I read recently a column in USA Today by Ted Fishman. He told the story of Andrew Panter. Have you ever heard of him? I hadn’t. When Andrew Panter died, over 2,500 people filled the Symphony Center there on Michigan Avenue in Chicago, one of the world’s foremost concert halls where the Chicago Symphony plays. And when these people gathered for Andrew Panter, all of them had stories. A few were allowed to speak. Who was Andrew Panter that could pack one of the most prestigious environments, venues in all this country? Who was he? He was a music critic; a music critic. Why did a music critic get this kind of an honor? Here’s what Fishman wrote. “One can expect a concert hall to fill with people honoring a great composer, a Nobel laureate, or a spiritual leader. Andrew was none of those. He built a monument to friendship, the power of which doesn’t often receive the tribute paid to it that day. It should.” Friendship, in other words, should receive the tribute that was paid to it there at Andrew Panter’s memorial service.

 

And what that demonstrates, what the gathering of people as a monument of friendship demonstrates, is exactly what James is talking about here.
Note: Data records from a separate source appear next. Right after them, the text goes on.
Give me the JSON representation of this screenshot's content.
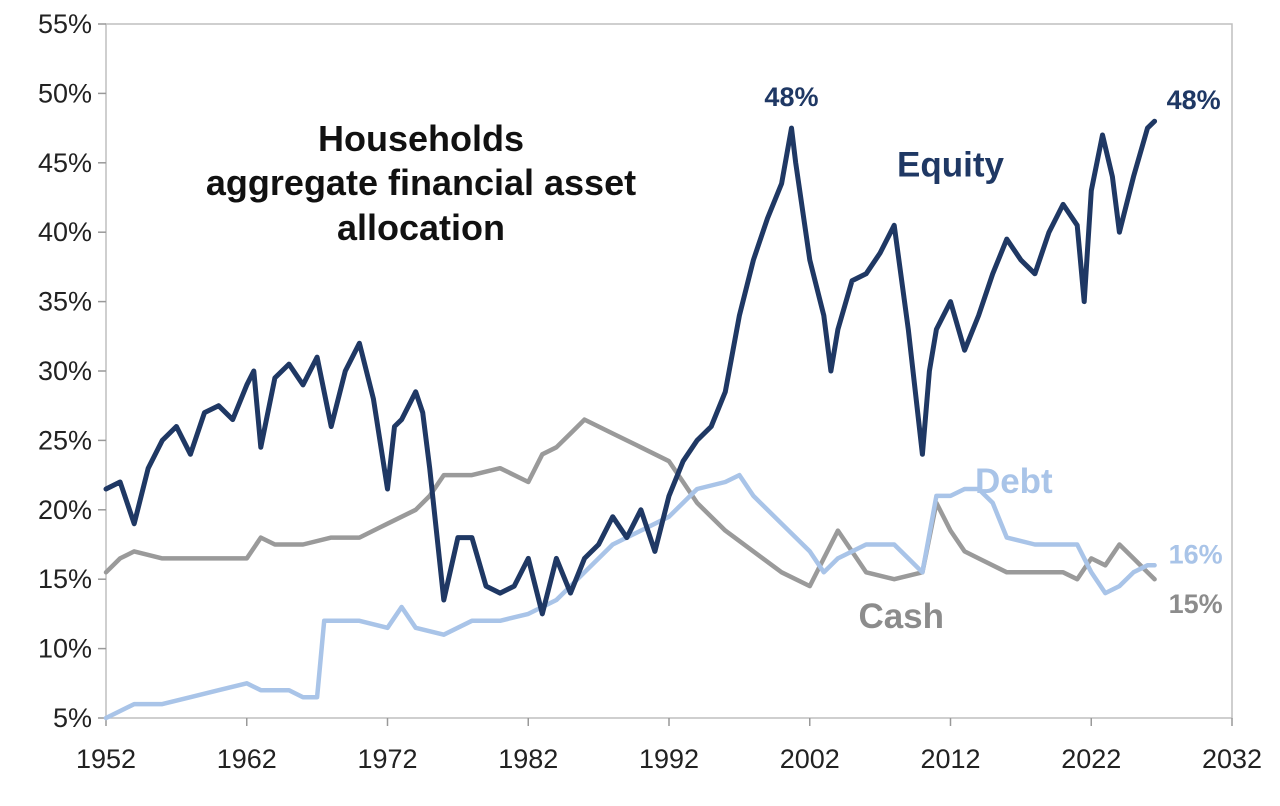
{
  "chart_data": {
    "type": "line",
    "title_lines": [
      "Households",
      "aggregate financial asset",
      "allocation"
    ],
    "xlabel": "",
    "ylabel": "",
    "xlim": [
      1952,
      2032
    ],
    "ylim": [
      5,
      55
    ],
    "x_ticks": [
      "1952",
      "1962",
      "1972",
      "1982",
      "1992",
      "2002",
      "2012",
      "2022",
      "2032"
    ],
    "y_ticks": [
      "5%",
      "10%",
      "15%",
      "20%",
      "25%",
      "30%",
      "35%",
      "40%",
      "45%",
      "50%",
      "55%"
    ],
    "grid": false,
    "legend": "none",
    "series": [
      {
        "name": "Equity",
        "color": "#1f3864",
        "points": [
          [
            1952.0,
            21.5
          ],
          [
            1953.0,
            22.0
          ],
          [
            1954.0,
            19.0
          ],
          [
            1955.0,
            23.0
          ],
          [
            1956.0,
            25.0
          ],
          [
            1957.0,
            26.0
          ],
          [
            1958.0,
            24.0
          ],
          [
            1959.0,
            27.0
          ],
          [
            1960.0,
            27.5
          ],
          [
            1961.0,
            26.5
          ],
          [
            1962.0,
            29.0
          ],
          [
            1962.5,
            30.0
          ],
          [
            1963.0,
            24.5
          ],
          [
            1964.0,
            29.5
          ],
          [
            1965.0,
            30.5
          ],
          [
            1966.0,
            29.0
          ],
          [
            1967.0,
            31.0
          ],
          [
            1968.0,
            26.0
          ],
          [
            1969.0,
            30.0
          ],
          [
            1970.0,
            32.0
          ],
          [
            1971.0,
            28.0
          ],
          [
            1972.0,
            21.5
          ],
          [
            1972.5,
            26.0
          ],
          [
            1973.0,
            26.5
          ],
          [
            1974.0,
            28.5
          ],
          [
            1974.5,
            27.0
          ],
          [
            1975.0,
            23.0
          ],
          [
            1976.0,
            13.5
          ],
          [
            1977.0,
            18.0
          ],
          [
            1978.0,
            18.0
          ],
          [
            1979.0,
            14.5
          ],
          [
            1980.0,
            14.0
          ],
          [
            1981.0,
            14.5
          ],
          [
            1982.0,
            16.5
          ],
          [
            1983.0,
            12.5
          ],
          [
            1984.0,
            16.5
          ],
          [
            1985.0,
            14.0
          ],
          [
            1986.0,
            16.5
          ],
          [
            1987.0,
            17.5
          ],
          [
            1988.0,
            19.5
          ],
          [
            1989.0,
            18.0
          ],
          [
            1990.0,
            20.0
          ],
          [
            1991.0,
            17.0
          ],
          [
            1992.0,
            21.0
          ],
          [
            1993.0,
            23.5
          ],
          [
            1994.0,
            25.0
          ],
          [
            1995.0,
            26.0
          ],
          [
            1996.0,
            28.5
          ],
          [
            1997.0,
            34.0
          ],
          [
            1998.0,
            38.0
          ],
          [
            1999.0,
            41.0
          ],
          [
            2000.0,
            43.5
          ],
          [
            2000.7,
            47.5
          ],
          [
            2001.0,
            45.0
          ],
          [
            2002.0,
            38.0
          ],
          [
            2003.0,
            34.0
          ],
          [
            2003.5,
            30.0
          ],
          [
            2004.0,
            33.0
          ],
          [
            2005.0,
            36.5
          ],
          [
            2006.0,
            37.0
          ],
          [
            2007.0,
            38.5
          ],
          [
            2008.0,
            40.5
          ],
          [
            2009.0,
            33.0
          ],
          [
            2010.0,
            24.0
          ],
          [
            2010.5,
            30.0
          ],
          [
            2011.0,
            33.0
          ],
          [
            2012.0,
            35.0
          ],
          [
            2013.0,
            31.5
          ],
          [
            2014.0,
            34.0
          ],
          [
            2015.0,
            37.0
          ],
          [
            2016.0,
            39.5
          ],
          [
            2017.0,
            38.0
          ],
          [
            2018.0,
            37.0
          ],
          [
            2019.0,
            40.0
          ],
          [
            2020.0,
            42.0
          ],
          [
            2021.0,
            40.5
          ],
          [
            2021.5,
            35.0
          ],
          [
            2022.0,
            43.0
          ],
          [
            2022.8,
            47.0
          ],
          [
            2023.5,
            44.0
          ],
          [
            2024.0,
            40.0
          ],
          [
            2025.0,
            44.0
          ],
          [
            2026.0,
            47.5
          ],
          [
            2026.5,
            48.0
          ]
        ]
      },
      {
        "name": "Cash",
        "color": "#9a9a9a",
        "points": [
          [
            1952.0,
            15.5
          ],
          [
            1953.0,
            16.5
          ],
          [
            1954.0,
            17.0
          ],
          [
            1956.0,
            16.5
          ],
          [
            1958.0,
            16.5
          ],
          [
            1960.0,
            16.5
          ],
          [
            1962.0,
            16.5
          ],
          [
            1963.0,
            18.0
          ],
          [
            1964.0,
            17.5
          ],
          [
            1966.0,
            17.5
          ],
          [
            1968.0,
            18.0
          ],
          [
            1970.0,
            18.0
          ],
          [
            1972.0,
            19.0
          ],
          [
            1974.0,
            20.0
          ],
          [
            1975.0,
            21.0
          ],
          [
            1976.0,
            22.5
          ],
          [
            1978.0,
            22.5
          ],
          [
            1980.0,
            23.0
          ],
          [
            1982.0,
            22.0
          ],
          [
            1983.0,
            24.0
          ],
          [
            1984.0,
            24.5
          ],
          [
            1985.0,
            25.5
          ],
          [
            1986.0,
            26.5
          ],
          [
            1988.0,
            25.5
          ],
          [
            1990.0,
            24.5
          ],
          [
            1992.0,
            23.5
          ],
          [
            1993.0,
            22.0
          ],
          [
            1994.0,
            20.5
          ],
          [
            1996.0,
            18.5
          ],
          [
            1998.0,
            17.0
          ],
          [
            2000.0,
            15.5
          ],
          [
            2002.0,
            14.5
          ],
          [
            2003.0,
            16.5
          ],
          [
            2004.0,
            18.5
          ],
          [
            2005.0,
            17.0
          ],
          [
            2006.0,
            15.5
          ],
          [
            2008.0,
            15.0
          ],
          [
            2010.0,
            15.5
          ],
          [
            2011.0,
            20.5
          ],
          [
            2012.0,
            18.5
          ],
          [
            2013.0,
            17.0
          ],
          [
            2014.0,
            16.5
          ],
          [
            2016.0,
            15.5
          ],
          [
            2018.0,
            15.5
          ],
          [
            2020.0,
            15.5
          ],
          [
            2021.0,
            15.0
          ],
          [
            2022.0,
            16.5
          ],
          [
            2023.0,
            16.0
          ],
          [
            2024.0,
            17.5
          ],
          [
            2025.0,
            16.5
          ],
          [
            2026.0,
            15.5
          ],
          [
            2026.5,
            15.0
          ]
        ]
      },
      {
        "name": "Debt",
        "color": "#a9c4e8",
        "points": [
          [
            1952.0,
            5.0
          ],
          [
            1954.0,
            6.0
          ],
          [
            1956.0,
            6.0
          ],
          [
            1958.0,
            6.5
          ],
          [
            1960.0,
            7.0
          ],
          [
            1962.0,
            7.5
          ],
          [
            1963.0,
            7.0
          ],
          [
            1964.0,
            7.0
          ],
          [
            1965.0,
            7.0
          ],
          [
            1966.0,
            6.5
          ],
          [
            1967.0,
            6.5
          ],
          [
            1967.5,
            12.0
          ],
          [
            1968.0,
            12.0
          ],
          [
            1970.0,
            12.0
          ],
          [
            1972.0,
            11.5
          ],
          [
            1973.0,
            13.0
          ],
          [
            1974.0,
            11.5
          ],
          [
            1976.0,
            11.0
          ],
          [
            1978.0,
            12.0
          ],
          [
            1980.0,
            12.0
          ],
          [
            1982.0,
            12.5
          ],
          [
            1984.0,
            13.5
          ],
          [
            1986.0,
            15.5
          ],
          [
            1988.0,
            17.5
          ],
          [
            1990.0,
            18.5
          ],
          [
            1992.0,
            19.5
          ],
          [
            1994.0,
            21.5
          ],
          [
            1996.0,
            22.0
          ],
          [
            1997.0,
            22.5
          ],
          [
            1998.0,
            21.0
          ],
          [
            2000.0,
            19.0
          ],
          [
            2002.0,
            17.0
          ],
          [
            2003.0,
            15.5
          ],
          [
            2004.0,
            16.5
          ],
          [
            2006.0,
            17.5
          ],
          [
            2008.0,
            17.5
          ],
          [
            2009.0,
            16.5
          ],
          [
            2010.0,
            15.5
          ],
          [
            2011.0,
            21.0
          ],
          [
            2012.0,
            21.0
          ],
          [
            2013.0,
            21.5
          ],
          [
            2014.0,
            21.5
          ],
          [
            2015.0,
            20.5
          ],
          [
            2016.0,
            18.0
          ],
          [
            2018.0,
            17.5
          ],
          [
            2020.0,
            17.5
          ],
          [
            2021.0,
            17.5
          ],
          [
            2022.0,
            15.5
          ],
          [
            2023.0,
            14.0
          ],
          [
            2024.0,
            14.5
          ],
          [
            2025.0,
            15.5
          ],
          [
            2026.0,
            16.0
          ],
          [
            2026.5,
            16.0
          ]
        ]
      }
    ],
    "annotations": [
      {
        "text": "48%",
        "x": 2000.7,
        "y": 47.5,
        "series": "Equity",
        "anchor": "peak"
      },
      {
        "text": "48%",
        "x": 2026.5,
        "y": 48.0,
        "series": "Equity",
        "anchor": "end"
      },
      {
        "text": "16%",
        "x": 2026.5,
        "y": 16.0,
        "series": "Debt",
        "anchor": "end"
      },
      {
        "text": "15%",
        "x": 2026.5,
        "y": 15.0,
        "series": "Cash",
        "anchor": "end"
      }
    ]
  }
}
All of us value deep relationships. Nobody in here wants to be lonely. Everybody wants to have a deep connection. And James tells us that this is what Jesus is up to in this place with all of our frailty, all of our sin, all of our failure to do relationships well. He is up to changing us, His people, from being a monument to the chaos and discord and strife he mentioned in the last section, to a monument of the power of Spirit-filled, Gospel-saturated, friendship and relationship which is a foretaste of heaven now and will continue throughout all eternity.

 

Let’s pray!

 

Thank You, Lord, for Your Word. Make us people who are full of the Holy Spirit and love one another well. We ask in Jesus’ mighty name, amen.